Our articles are often found on the first page of search results. If your aim is more traffic for Wikipedia, write articles that are popular when you write it.
Thanks,
      GerardM

3 comments:

Bawolff said...

In reply to:
>When the search engines know that we
>provide web-fonts, they can make
>searches like കൗതുകം and കൌതുകം
>equivalent; for a native Malayalam these
>are the same and as we present a text in the latest Unicode encoding a search
>engine could present us as a result for
>both searches.

Wait, so the search engine are going to normalize in one direction, and only one direction? That doesn't really make sense. If the search engines are going to normalize the different Malayalam sequences to the same thing, they're going to make both equivalent and searches for either be exactly the same... Also, how does web fonts enter into this at all? The font is only going to change how its displayed. Google et al are computers, they only look at the code point of each character. They don't need any fonts.

GerardM said...

You can only normalise when people have the right fonts to see a text. As we use the latest version of Unicode AND provide webfonts, anyone can read our text.

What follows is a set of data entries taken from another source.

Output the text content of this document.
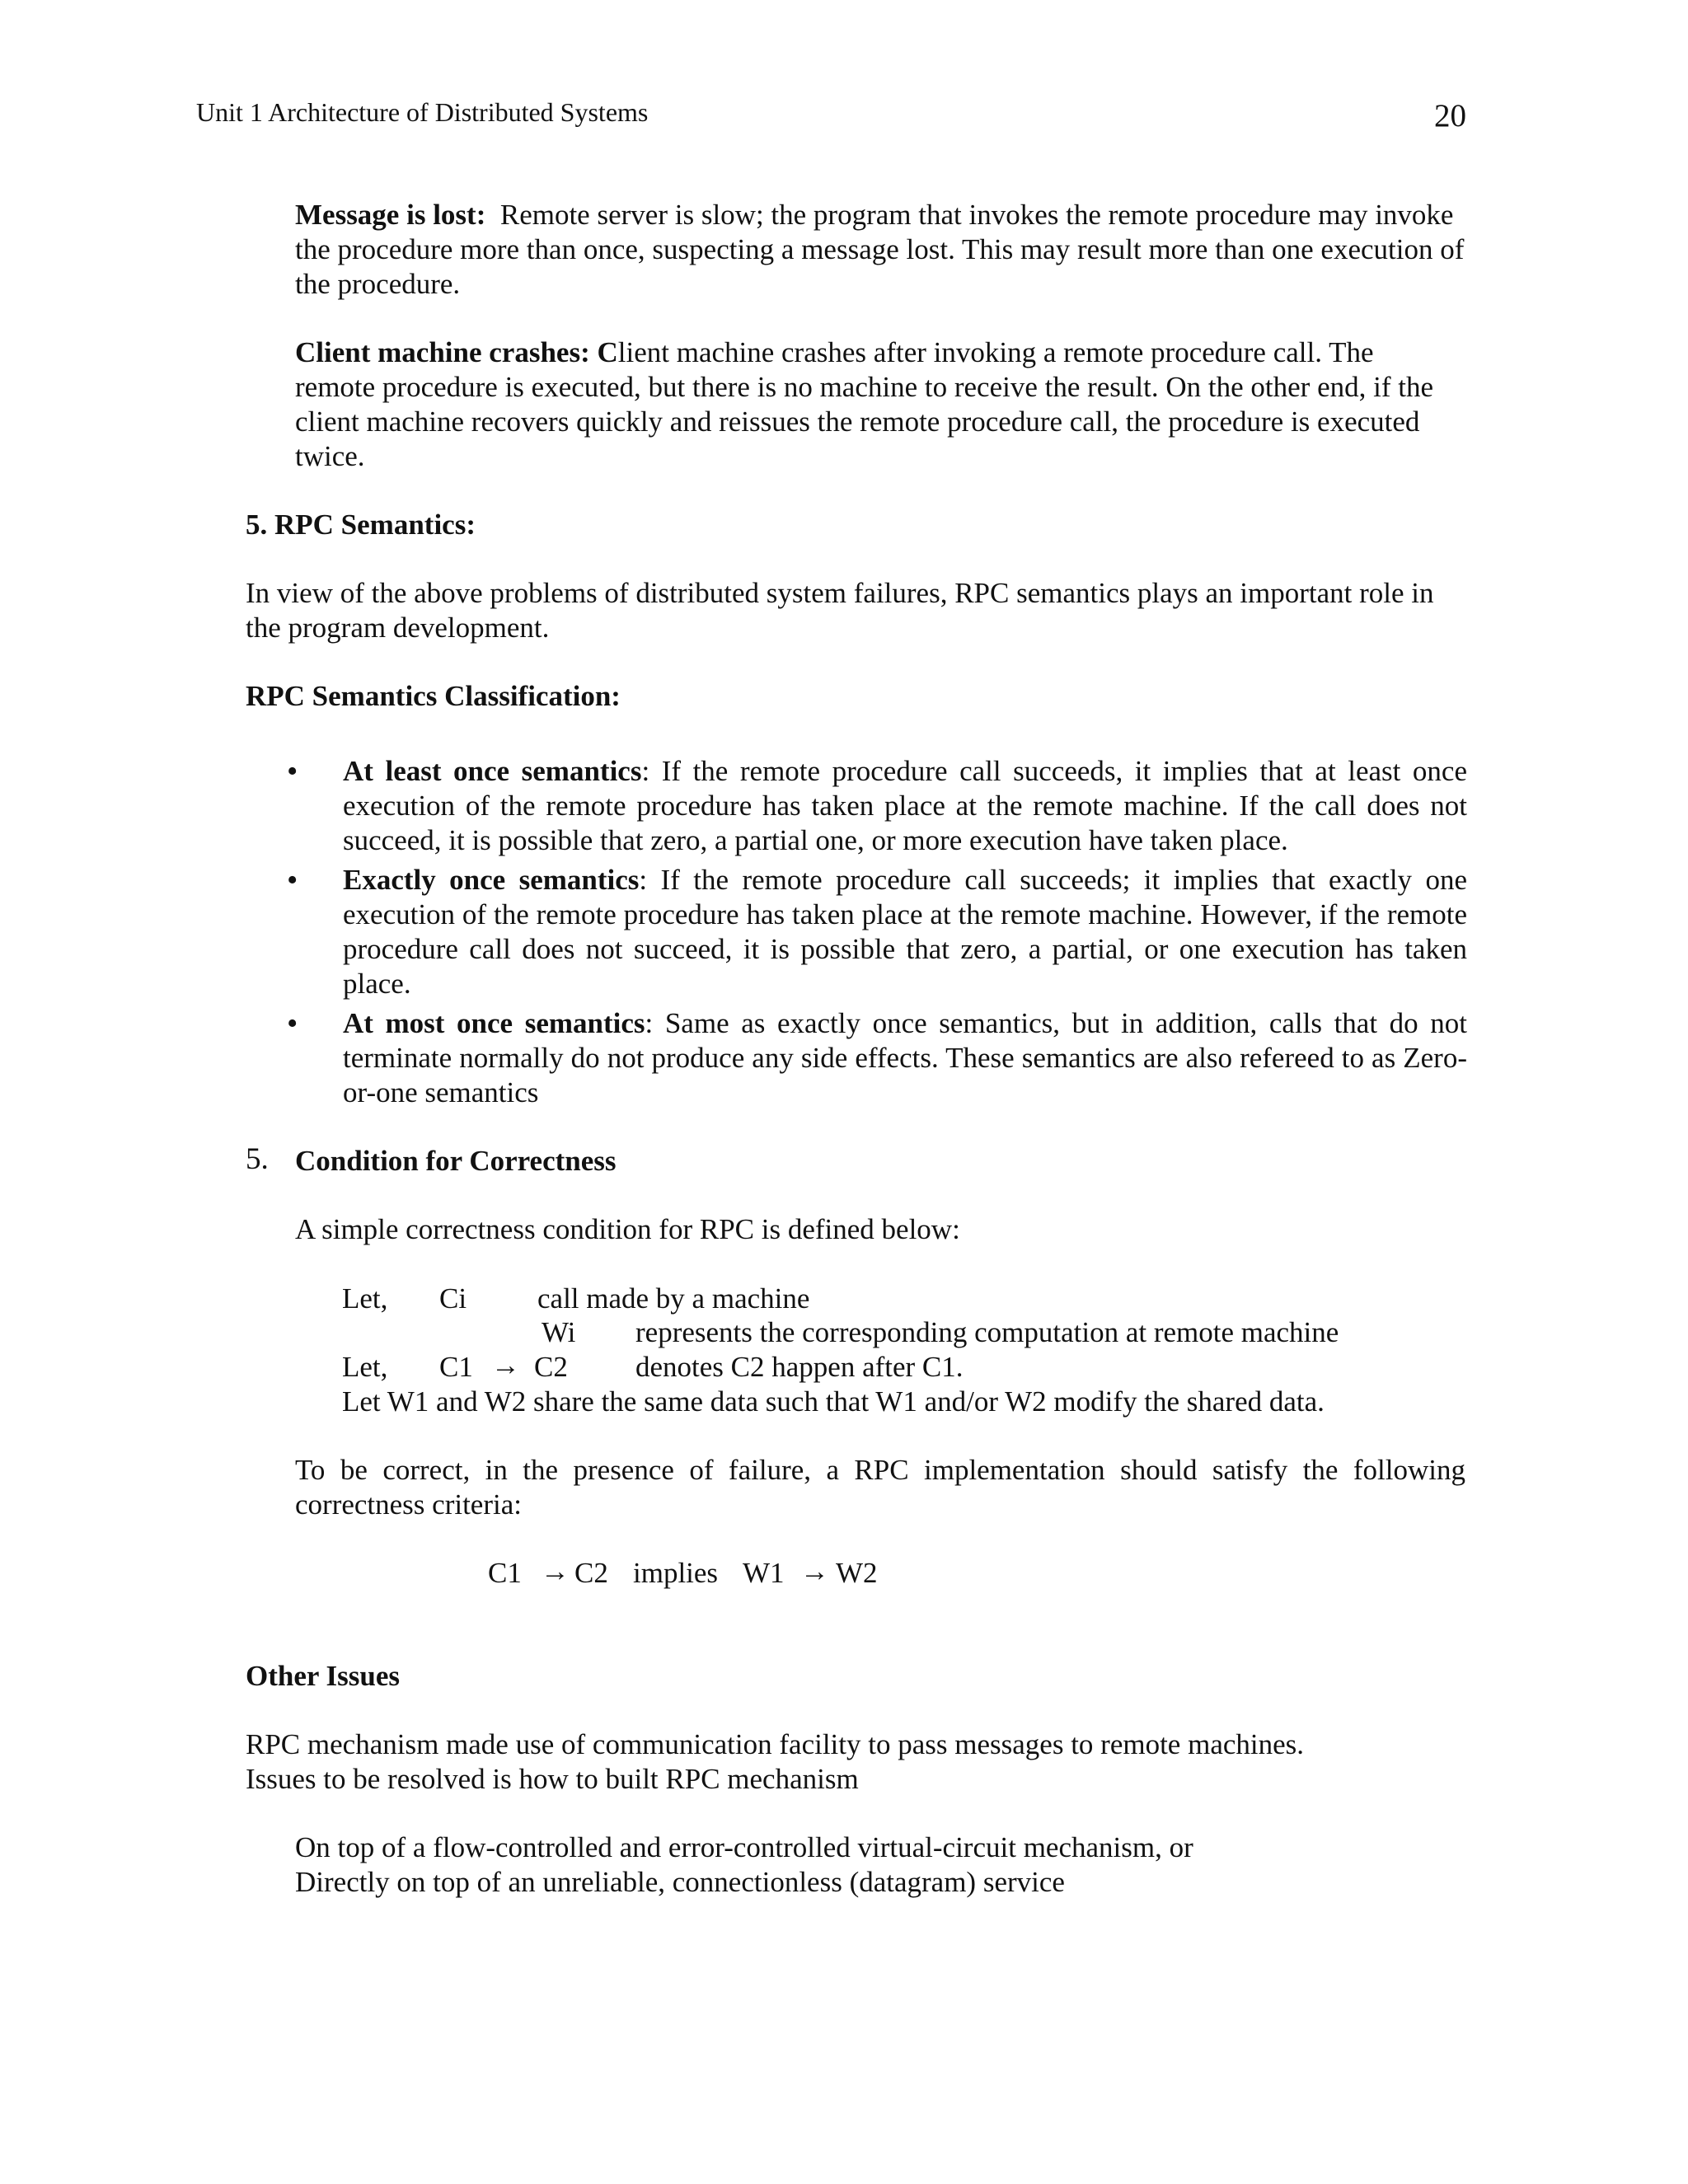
Unit 1 Architecture of Distributed Systems	20
Message is lost: Remote server is slow; the program that invokes the remote procedure may invoke the procedure more than once, suspecting a message lost. This may result more than one execution of the procedure.
Client machine crashes: Client machine crashes after invoking a remote procedure call. The remote procedure is executed, but there is no machine to receive the result. On the other end, if the client machine recovers quickly and reissues the remote procedure call, the procedure is executed twice.
5. RPC Semantics:
In view of the above problems of distributed system failures, RPC semantics plays an important role in the program development.
RPC Semantics Classification:
• At least once semantics: If the remote procedure call succeeds, it implies that at least once execution of the remote procedure has taken place at the remote machine. If the call does not succeed, it is possible that zero, a partial one, or more execution have taken place.
• Exactly once semantics: If the remote procedure call succeeds; it implies that exactly one execution of the remote procedure has taken place at the remote machine. However, if the remote procedure call does not succeed, it is possible that zero, a partial, or one execution has taken place.
• At most once semantics: Same as exactly once semantics, but in addition, calls that do not terminate normally do not produce any side effects. These semantics are also refereed to as Zero-or-one semantics
5. Condition for Correctness
A simple correctness condition for RPC is defined below:
Let, Ci call made by a machine
Wi represents the corresponding computation at remote machine
Let, C1 → C2 denotes C2 happen after C1.
Let W1 and W2 share the same data such that W1 and/or W2 modify the shared data.
To be correct, in the presence of failure, a RPC implementation should satisfy the following correctness criteria:
C1 → C2 implies W1 → W2
Other Issues
RPC mechanism made use of communication facility to pass messages to remote machines.
Issues to be resolved is how to built RPC mechanism
On top of a flow-controlled and error-controlled virtual-circuit mechanism, or
Directly on top of an unreliable, connectionless (datagram) service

Knowing that we provide webfonts is why Google et al can normalise for OUR website.
Thanks,
GerardM

Santhosh Thottingal സന്തോഷ് തോട്ടിങ്ങല്‍ said...

This is not that much simple. Search engines can not (and should not) do that normalization unless there is a canonical equivalence defined between two code points. Remember, search is not done by search engines alone. Everywhere there is string comparison. So the ideal solution is getting a canonical equivalence definition for these two code points, optionally deprecate one. Once we implement that equivalence in glibc, cldr, icu etc, our collation, searching, string comparisons becomes error free.

For the കൗതുകം/കൌതുകം patterns, webfonts does not require since all fonts shows it in proper way. As per language both words are same with same meaning, but technically they are completely different words. That is a problem.